Osama Bin Laden: murió / está vivo / se suicidó / se escondió / tiene diarrea / tomará mate con Ud. esta tarde... (tache lo que no corresponda / crea / imagine / suponga / quiera / espere / fantasee...)
Puede que Osama Bin Laden haya muerto, o no, en verdad mucho no nos interesa, mucho no cambia nuestras vidas, seamos sinceros. Apenas si nos aporta conversaciones de ascensor o de taxista.
Lo que sí es indudable y debería importarnos es que la que murió definitivamente es la verdad. O al menos esa verdad de apariencia única que solia campear entre el común de la gente hace unos años.
La irrefrenable violencia de la comunicación social que actualmente nos asiste convierte a todo en una duda constante, refutable, demostrable, ambigua, confirmada, desmentida... Todo dato está permanentemente en un proceso de refutación y de afirmación que nos deja, a los que sólo pretendemos enterarnos, afuera definitivamente de saber medianamente de qué se trata.
En este estado de las cosas la verdad ya definitivamente no existe. Sólo existen versiones y cada uno se apega a la que le resulta más simpática. O la puede ir cambiando de acuerdo a cómo se va refutando o confirmando.
¿Odia Ud. a EE.UU.?, pues bien, creerá fervientemente que Osama no murió, es más, creerá que jamás existió y que todo es un invento yanqui.
¿Ama a EE.UU.?, perfecto, saludará a los defensores de la libertad de los pueblos sonriendo aliviado por tamaña amenaza conjurada. Ahora... ¿ni ama ni odia a EE.UU. y sólo pretende ser objetivo y enterarse de la verdad desapasionadamente?, olvídese... está perdido, marginado, desfasado, fuera de época y jamás logrará enterarse de nada, de nada que no sean versiones subjetivas, claro. Quiere decir esto, en definitiva, que esta no es una época para personas ecuánimes, objetivas, equidistantes de los polos de poder. Hace falta abrazar una causa, una banderita, un símbolo, el que sea, no importa, pero sin un estandarte por delante para adorar somos marginados fieramente del ominoso espectáculo mundial, voraz y violento de la información convertida en material de manoseo obsceno.

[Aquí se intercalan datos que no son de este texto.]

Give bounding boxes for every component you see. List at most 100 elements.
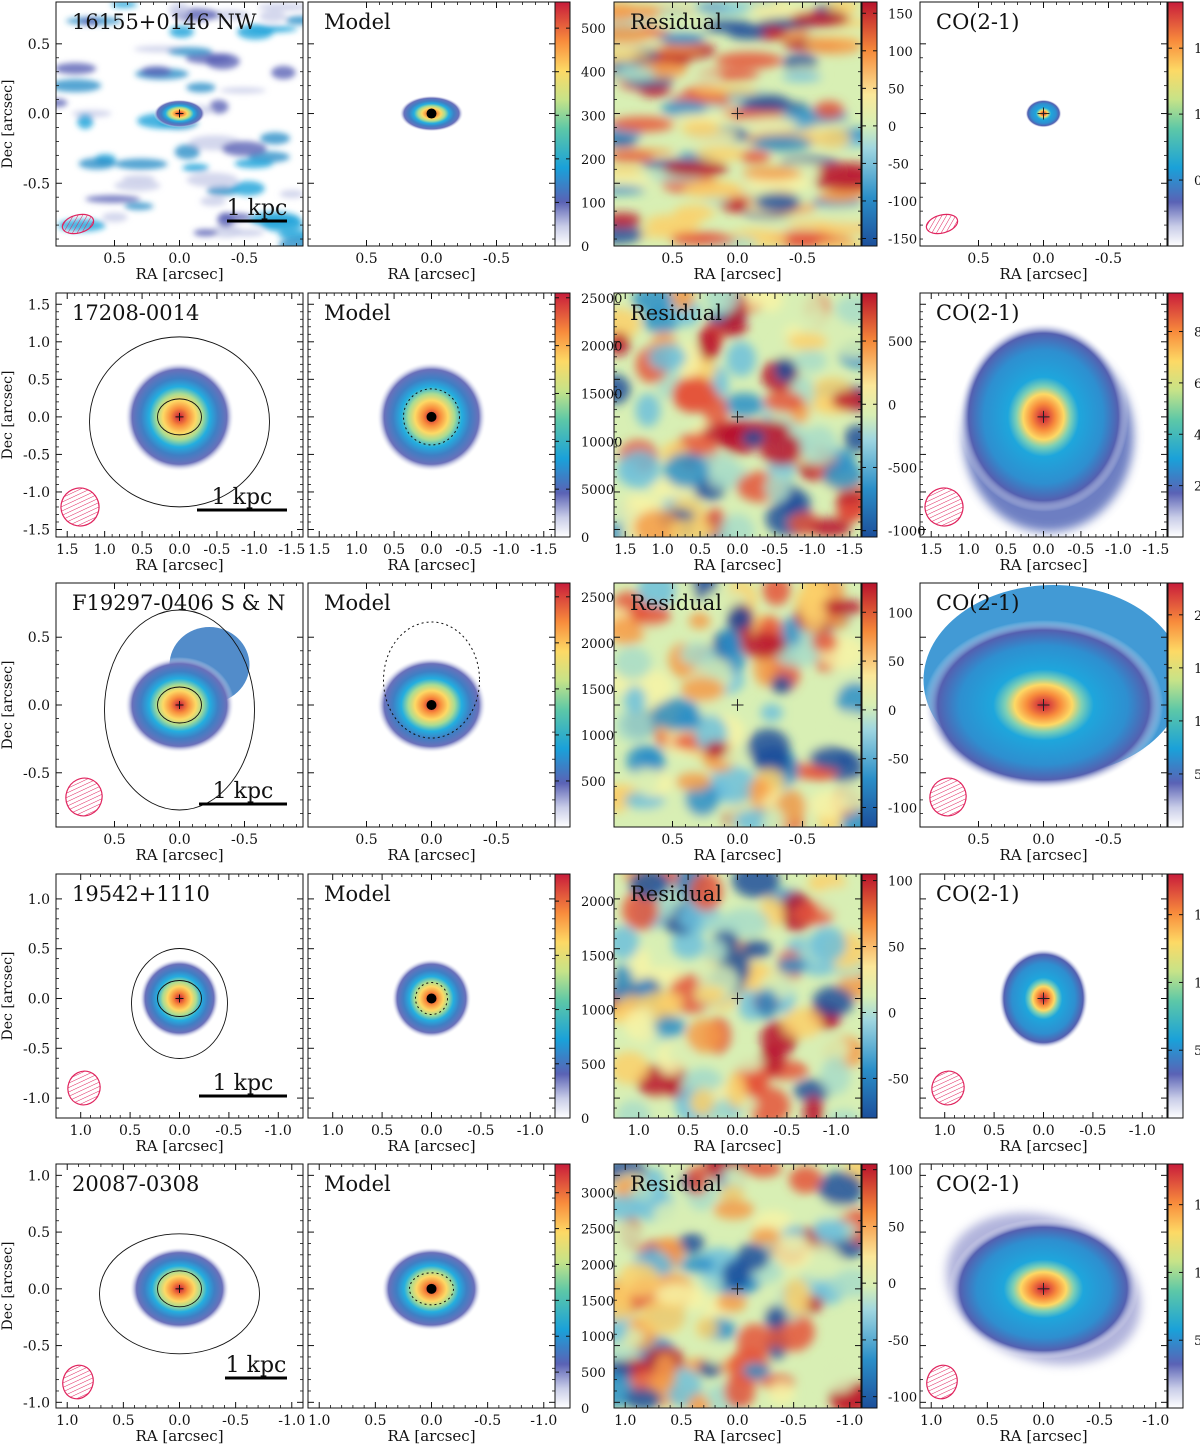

¿Sinceramente?, no me interesa si Osama murió o no murió, lo que sí me interesa es que de a poco voy dejando de creer en todo.
3 comentarios:
Yo después de haber escuchado que como medida de seguridad en Inglaterra andaban arrestando gente que parecía "sospechosa", pienso más en lo engorroso que debe ser tener piel morocha y monoceja en Estados Unidos e Inglaterra en estos momentos.
De todos modos lo que más me telefoneó la atención es la cantidad de conocidos que he escuchado reiteradísimas veces atacar a la cultura islámica por retrógrada y sangrienta, y sin embargo, le dan trato de trofeo a la supuesta muerte de alguien y la festejan fervientemente. Algo definitivamente se está escapando de la coherencia. Sólo sé que yo ya me escapé hace rato, así que esta vez no soy yo.
Yo no le creo, a mí desde que me dijeron quién era papá noel ya no creo nada.
Saludos desde el refugio, si lo mataron me dan miedo ellos, sino me da miedo él, sino el hombre de la bolsa o pluto.